The University of Edinburgh, prime contractor, sub-contracted crew selection to the Institute for Social Studies. After discarding volunteers useless through age, health, mentality, training, or temperament, the Institute had nine thousand likely candidates. The skills needed were astrogator, medical doctor, cook, machinist, ship's commander, semantician, chemical engineer, electronics engineer, physicist, geologist, biochemist, biologist, atomics engineer, photographer, hydroponicist, rocketry engineer. There were hundreds of combinations of eight volunteers possessing these skills; there turned up three such combinations of married couples — but in all three cases the psycho-dynamicists who evaluated factors for compatibility threw up their hands in horror. The prime contractor suggested lowering the compatibility figure-of-merit; the Institute offered to return its one dollar fee.

The machines continued to review data changing through deaths, withdrawals, new volunteers. Captain Michael Brant, M.S., Cmdr. D. F. Reserve, pilot and veteran at thirty of the Moon run, had an inside track at the Institute, someone who looked up for him names of single female volunteers who might (with him) complete a crew, then paired his name with these to run problems through the machines to determine whether a combination would be acceptable. This resulted in his jetting to Australia and proposing marriage to Doctor Winifred Coburn, a spinster nine years his senior.

Lights blinked, cards popped out, a crew had been found:

Captain Michael Brant, commanding — pilot, astrogator, relief cook, relief photographer, rocketry engineer;

Dr. Winifred Coburn Brant, forty-one, semantician, practical nurse, stores officer, historian;

Mr. Francis X. Seeney, twenty-eight, executive officer, second pilot, astrogator, astrophysicist, photographer;

Dr. Olga Kovalic Seeney, twenty-nine, cook, biochemist, hydroponicist;

Dr. Ward Smith, forty-five, physician and surgeon, biologist;

Dr. Mary Jane Lyle Smith, twenty-six, atomics engineer, electronics and power technician;

Mr. Sergei Rimsky, thirty-five, electronics engineer, chemical engineer, practical machinist and instrumentation man, cryologist;

Mrs. Eleanora Alvarez Rimsky, thirty-two, geologist and selenologist, hydroponicist.

The crew had all needed skills, some having been acquired by intensive coaching during the weeks before blast-off. More important, they were mutually compatible.
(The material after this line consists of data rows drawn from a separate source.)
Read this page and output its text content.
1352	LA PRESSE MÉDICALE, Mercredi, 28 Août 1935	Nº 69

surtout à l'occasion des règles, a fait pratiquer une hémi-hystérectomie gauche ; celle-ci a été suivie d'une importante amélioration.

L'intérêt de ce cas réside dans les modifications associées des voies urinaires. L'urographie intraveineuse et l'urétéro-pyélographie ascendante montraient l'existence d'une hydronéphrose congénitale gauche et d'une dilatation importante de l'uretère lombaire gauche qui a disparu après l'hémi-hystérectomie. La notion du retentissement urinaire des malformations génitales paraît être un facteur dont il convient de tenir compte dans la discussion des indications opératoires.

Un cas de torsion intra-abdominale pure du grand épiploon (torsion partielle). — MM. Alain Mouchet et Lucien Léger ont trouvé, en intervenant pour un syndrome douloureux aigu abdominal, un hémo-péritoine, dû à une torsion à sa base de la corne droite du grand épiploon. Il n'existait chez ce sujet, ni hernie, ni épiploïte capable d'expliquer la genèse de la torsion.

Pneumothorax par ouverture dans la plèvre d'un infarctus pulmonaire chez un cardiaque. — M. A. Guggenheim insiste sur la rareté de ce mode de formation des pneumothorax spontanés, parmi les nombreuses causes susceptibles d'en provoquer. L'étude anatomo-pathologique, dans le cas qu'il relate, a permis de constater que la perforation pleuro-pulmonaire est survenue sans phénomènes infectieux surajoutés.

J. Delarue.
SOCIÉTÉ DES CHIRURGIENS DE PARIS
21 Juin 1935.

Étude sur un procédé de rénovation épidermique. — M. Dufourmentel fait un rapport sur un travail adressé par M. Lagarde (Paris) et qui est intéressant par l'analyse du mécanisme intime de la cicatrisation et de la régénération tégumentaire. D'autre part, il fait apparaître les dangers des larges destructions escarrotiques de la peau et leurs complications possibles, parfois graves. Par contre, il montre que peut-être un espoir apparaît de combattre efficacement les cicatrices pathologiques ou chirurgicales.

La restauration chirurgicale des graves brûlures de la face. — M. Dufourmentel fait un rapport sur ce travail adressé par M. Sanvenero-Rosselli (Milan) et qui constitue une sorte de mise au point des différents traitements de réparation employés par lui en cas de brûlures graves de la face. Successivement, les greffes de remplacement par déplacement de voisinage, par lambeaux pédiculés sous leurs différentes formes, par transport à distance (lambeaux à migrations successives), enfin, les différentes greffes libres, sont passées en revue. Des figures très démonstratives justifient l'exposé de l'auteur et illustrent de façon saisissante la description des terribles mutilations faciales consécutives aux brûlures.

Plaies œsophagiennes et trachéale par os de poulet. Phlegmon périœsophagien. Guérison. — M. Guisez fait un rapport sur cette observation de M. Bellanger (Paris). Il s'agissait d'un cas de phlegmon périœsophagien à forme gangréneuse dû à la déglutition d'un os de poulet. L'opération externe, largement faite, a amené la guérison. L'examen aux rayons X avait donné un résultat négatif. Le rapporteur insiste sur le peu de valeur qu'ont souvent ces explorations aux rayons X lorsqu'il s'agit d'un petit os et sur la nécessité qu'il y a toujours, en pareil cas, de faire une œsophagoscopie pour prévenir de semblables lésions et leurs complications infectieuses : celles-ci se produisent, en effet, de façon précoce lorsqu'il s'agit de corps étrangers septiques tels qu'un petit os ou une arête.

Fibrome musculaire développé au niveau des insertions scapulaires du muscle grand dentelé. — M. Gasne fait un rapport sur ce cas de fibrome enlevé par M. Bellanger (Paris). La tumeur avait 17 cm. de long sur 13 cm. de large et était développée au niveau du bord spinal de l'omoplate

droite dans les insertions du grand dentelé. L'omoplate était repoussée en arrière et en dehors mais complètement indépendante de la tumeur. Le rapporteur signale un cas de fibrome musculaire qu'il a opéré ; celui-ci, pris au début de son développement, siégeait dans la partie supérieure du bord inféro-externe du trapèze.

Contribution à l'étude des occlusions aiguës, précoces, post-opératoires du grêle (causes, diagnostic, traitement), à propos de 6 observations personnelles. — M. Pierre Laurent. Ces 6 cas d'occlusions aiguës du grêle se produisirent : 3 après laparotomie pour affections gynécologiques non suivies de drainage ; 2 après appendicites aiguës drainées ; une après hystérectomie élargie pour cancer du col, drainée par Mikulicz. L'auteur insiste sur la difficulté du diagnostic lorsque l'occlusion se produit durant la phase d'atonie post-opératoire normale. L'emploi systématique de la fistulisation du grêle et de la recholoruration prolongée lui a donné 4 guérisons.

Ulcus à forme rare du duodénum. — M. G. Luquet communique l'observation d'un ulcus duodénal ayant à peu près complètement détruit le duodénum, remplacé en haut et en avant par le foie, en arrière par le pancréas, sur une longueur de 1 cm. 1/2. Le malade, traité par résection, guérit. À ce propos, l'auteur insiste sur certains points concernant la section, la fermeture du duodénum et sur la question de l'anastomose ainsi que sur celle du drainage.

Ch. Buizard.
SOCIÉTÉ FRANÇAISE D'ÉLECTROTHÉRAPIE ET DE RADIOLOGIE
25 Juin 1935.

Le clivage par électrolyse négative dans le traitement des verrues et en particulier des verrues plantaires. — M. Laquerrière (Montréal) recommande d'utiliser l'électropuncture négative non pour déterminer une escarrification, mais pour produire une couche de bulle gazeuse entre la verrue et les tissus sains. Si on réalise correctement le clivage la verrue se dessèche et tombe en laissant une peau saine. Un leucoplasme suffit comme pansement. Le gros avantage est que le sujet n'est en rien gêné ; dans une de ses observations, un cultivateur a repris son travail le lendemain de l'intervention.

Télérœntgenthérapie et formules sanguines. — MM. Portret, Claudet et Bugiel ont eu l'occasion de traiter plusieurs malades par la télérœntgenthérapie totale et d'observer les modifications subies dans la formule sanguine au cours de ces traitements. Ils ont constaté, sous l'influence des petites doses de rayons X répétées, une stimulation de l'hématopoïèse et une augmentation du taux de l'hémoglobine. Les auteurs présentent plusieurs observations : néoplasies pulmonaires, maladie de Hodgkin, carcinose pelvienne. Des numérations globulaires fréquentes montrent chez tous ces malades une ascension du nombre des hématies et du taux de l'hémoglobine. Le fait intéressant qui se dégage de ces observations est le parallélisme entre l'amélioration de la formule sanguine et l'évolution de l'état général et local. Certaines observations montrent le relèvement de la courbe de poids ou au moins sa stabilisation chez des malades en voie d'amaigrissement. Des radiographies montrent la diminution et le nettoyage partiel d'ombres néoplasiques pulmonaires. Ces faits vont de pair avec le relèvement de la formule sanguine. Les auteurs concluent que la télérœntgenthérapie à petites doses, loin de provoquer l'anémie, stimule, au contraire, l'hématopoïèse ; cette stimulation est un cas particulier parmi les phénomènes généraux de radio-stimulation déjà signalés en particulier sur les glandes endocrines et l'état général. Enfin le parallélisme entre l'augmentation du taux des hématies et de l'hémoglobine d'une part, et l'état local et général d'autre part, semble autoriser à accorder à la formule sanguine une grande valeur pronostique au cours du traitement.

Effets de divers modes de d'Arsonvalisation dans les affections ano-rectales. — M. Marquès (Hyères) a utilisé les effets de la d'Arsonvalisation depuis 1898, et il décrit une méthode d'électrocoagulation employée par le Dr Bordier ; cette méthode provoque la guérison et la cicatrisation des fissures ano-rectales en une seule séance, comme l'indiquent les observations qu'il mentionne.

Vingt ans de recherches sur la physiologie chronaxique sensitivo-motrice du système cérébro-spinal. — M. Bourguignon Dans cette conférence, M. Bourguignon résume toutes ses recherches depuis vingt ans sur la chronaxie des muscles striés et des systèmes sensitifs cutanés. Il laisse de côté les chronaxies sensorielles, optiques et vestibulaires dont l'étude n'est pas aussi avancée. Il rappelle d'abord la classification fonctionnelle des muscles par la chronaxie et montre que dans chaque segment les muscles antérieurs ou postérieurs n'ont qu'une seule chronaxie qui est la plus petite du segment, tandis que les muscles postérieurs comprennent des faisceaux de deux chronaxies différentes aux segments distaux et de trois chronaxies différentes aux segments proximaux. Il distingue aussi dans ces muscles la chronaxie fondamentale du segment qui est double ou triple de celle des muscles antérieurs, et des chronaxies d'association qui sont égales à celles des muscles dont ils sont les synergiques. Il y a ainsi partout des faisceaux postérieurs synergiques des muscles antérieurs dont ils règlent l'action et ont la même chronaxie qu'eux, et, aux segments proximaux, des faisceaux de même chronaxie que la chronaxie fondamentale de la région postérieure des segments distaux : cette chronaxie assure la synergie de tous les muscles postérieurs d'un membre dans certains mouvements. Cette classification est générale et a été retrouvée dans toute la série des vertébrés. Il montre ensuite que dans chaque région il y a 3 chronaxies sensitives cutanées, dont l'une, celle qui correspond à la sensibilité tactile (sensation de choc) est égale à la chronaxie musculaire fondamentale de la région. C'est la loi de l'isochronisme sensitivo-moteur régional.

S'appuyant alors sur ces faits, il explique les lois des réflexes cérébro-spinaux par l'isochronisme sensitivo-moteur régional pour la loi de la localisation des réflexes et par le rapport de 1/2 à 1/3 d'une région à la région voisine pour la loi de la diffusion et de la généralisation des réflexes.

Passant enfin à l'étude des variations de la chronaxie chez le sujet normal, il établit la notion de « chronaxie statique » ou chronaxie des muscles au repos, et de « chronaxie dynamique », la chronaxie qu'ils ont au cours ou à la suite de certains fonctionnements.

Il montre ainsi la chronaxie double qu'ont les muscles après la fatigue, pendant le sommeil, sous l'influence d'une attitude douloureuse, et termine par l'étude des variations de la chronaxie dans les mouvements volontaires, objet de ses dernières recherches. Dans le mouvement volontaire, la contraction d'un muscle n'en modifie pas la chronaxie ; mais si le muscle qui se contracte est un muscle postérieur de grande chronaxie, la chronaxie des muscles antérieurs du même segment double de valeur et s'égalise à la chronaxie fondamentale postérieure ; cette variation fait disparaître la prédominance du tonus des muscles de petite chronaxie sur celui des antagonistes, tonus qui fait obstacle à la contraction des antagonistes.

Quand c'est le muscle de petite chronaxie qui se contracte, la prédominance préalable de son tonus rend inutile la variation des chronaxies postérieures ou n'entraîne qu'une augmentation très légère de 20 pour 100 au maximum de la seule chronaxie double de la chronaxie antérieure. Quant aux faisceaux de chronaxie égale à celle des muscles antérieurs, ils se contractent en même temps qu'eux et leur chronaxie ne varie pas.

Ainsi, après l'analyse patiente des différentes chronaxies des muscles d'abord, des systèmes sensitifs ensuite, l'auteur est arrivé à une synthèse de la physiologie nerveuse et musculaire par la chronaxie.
The Envoy departed. During the first weeks her reports were picked up by private listeners. As signals became fainter, they were relayed by Earth's radio satellites. The crew seemed healthy and happy. Ringworm was the worst that Dr. Smith had to cope with — the crew adapted to free fall, and anti-nausea drugs were not needed after the first week. If Captain Brant had disciplinary problems, he did not report them.

The Envoy achieved a parking orbit inside the orbit of Pho bos and spent two weeks in photographic survey. Then Captain Brant radioed: «We will land at 1200 tomorrow GST just south of Lacus Soli.»

No further message was received.


A QUARTER of an Earth century passed before Mars was again visited by humans. Six years after the Envoy went silent, the drone probe Zombie, sponsored by La Sociйtй Astronautique Internationale, bridged the void and took up an orbit for the waiting period, then returned. Photographs by the robot vehicle showed a land unattractive by human standards; her instruments confirmed the thinness and unsuitability of Arean atmosphere to human life.

But the Zombie's pictures showed that the «canals» were engineering works and other details were interpreted as ruins of cities. A manned expedition would have been mounted had not World War III intervened.

But war and delay resulted in a stronger expedition than that of the lost Envoy. Federation Ship Champion, with an all-male crew of eighteen spacemen and carrying twenty-three male pioneers, made the crossing under Lyle Drive in nineteen days. The Champion landed south of Lacus Soli, as Captain van Tromp intended to search for the Envoy. The second expedition reported daily; three despatches were of special interest. The first was:

«Rocket Ship Envoy located. No survivors.»